Немец шаг сузил, а Сашка подгонять не стал. Так и шли еле-еле, а куда спешить?…
Немец всю дорогу слюну глотал часто, и дергался у него кадык, и у Сашки тоже в горле комок давит, дышать мешает. Понимает он, чего немец сейчас испытывает, какую тяготу несет, и завел с ним Сашка мысленный разговор: "Понимаешь, какую задачу ты мне задал? Из-за тебя, язвы, приказ не выполняю. И что мне за это будет, не знаю. Может, трибунал, а может, комбат вгорячах прихлопнет? Есть у него такое право – война же! Ты вот листовку порвал, "пропаганден, пропаганден" бормотал, а каково мне было глядеть, как ты нашу листовку рвешь? А что мне было сказать, когда из-за капитана вышло, что брехня эта листовка. А не так это! Правда она! И писалась людьми повыше комбата. И что мне теперь делать? Что?" – закончил он безответным вопросом.
А пепелище уж близко… Вот подошли они к первой сожженной избе. Надгробием торчала печная труба из груды пепла. Немец в нерешительности приостановился, но Сашка повел его дальше, чтоб из Чернова было их не видно.

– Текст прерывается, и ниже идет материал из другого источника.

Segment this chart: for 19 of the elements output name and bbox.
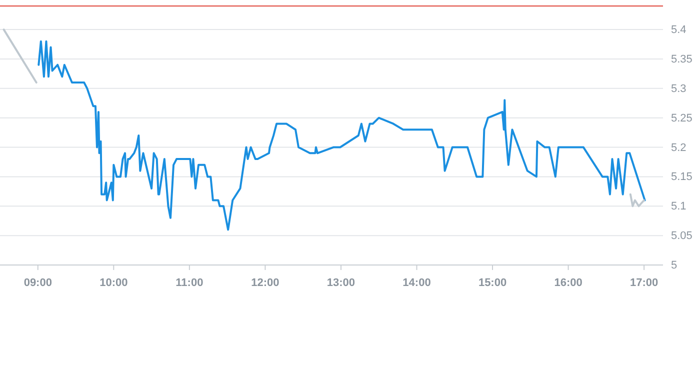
- y-tick-label: 5.05: [671, 230, 692, 242]
- y-tick-label: 5.15: [671, 171, 692, 184]
- y-tick-label: 5.25: [671, 112, 692, 124]
- y-tick-label: 5.2: [671, 142, 686, 154]
- x-tick-label: 10:00: [100, 276, 128, 289]
- x-tick-label: 15:00: [478, 276, 507, 289]
- y-tick-label: 5.4: [671, 24, 686, 36]
- x-tick-label: 13:00: [326, 276, 356, 289]
- x-tick-label: 14:00: [402, 276, 431, 289]
- x-tick-label: 16:00: [554, 276, 582, 289]
- line-series: [38, 40, 646, 231]
- y-tick-label: 5.35: [671, 53, 692, 66]
- x-tick-label: 12:00: [251, 276, 280, 289]
- y-tick-label: 5.1: [671, 200, 686, 213]
- x-tick-label: 17:00: [630, 276, 658, 289]
- x-tick-label: 09:00: [24, 276, 52, 289]
- y-tick-label: 5.3: [671, 82, 686, 95]
- y-tick-label: 5: [671, 260, 678, 272]
- x-tick-label: 11:00: [176, 276, 204, 289]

Вокруг пепелище, кое-где остались стены изб обгоревшие, а так только уголья чернели да что железное сохранилось: кровати искореженные, чугуны, сковороды, ну и кирпичи битые. Немецкая, видать, работа. При отходе сожгли, сволочи! Вот поджигателей этих стрелял бы Сашка безжалостно, если б попались, а как в безоружного? Как?…
Тут подумал Сашка: а как бы ротный на его месте поступил? Ротного на горло не возьмешь! Он бы слова для капитана нашел! А что Сашка – растерялся начисто, лепетал только "не могу"… Да что может Сашка, рядовой боец, которому каждый отделенный – начальник? Ничего вроде бы. Но хватило же у него духу капитану перечить, а сейчас такое умыслил, душа переворачивается – приказ не выполнить! Да кого? Самого командира части.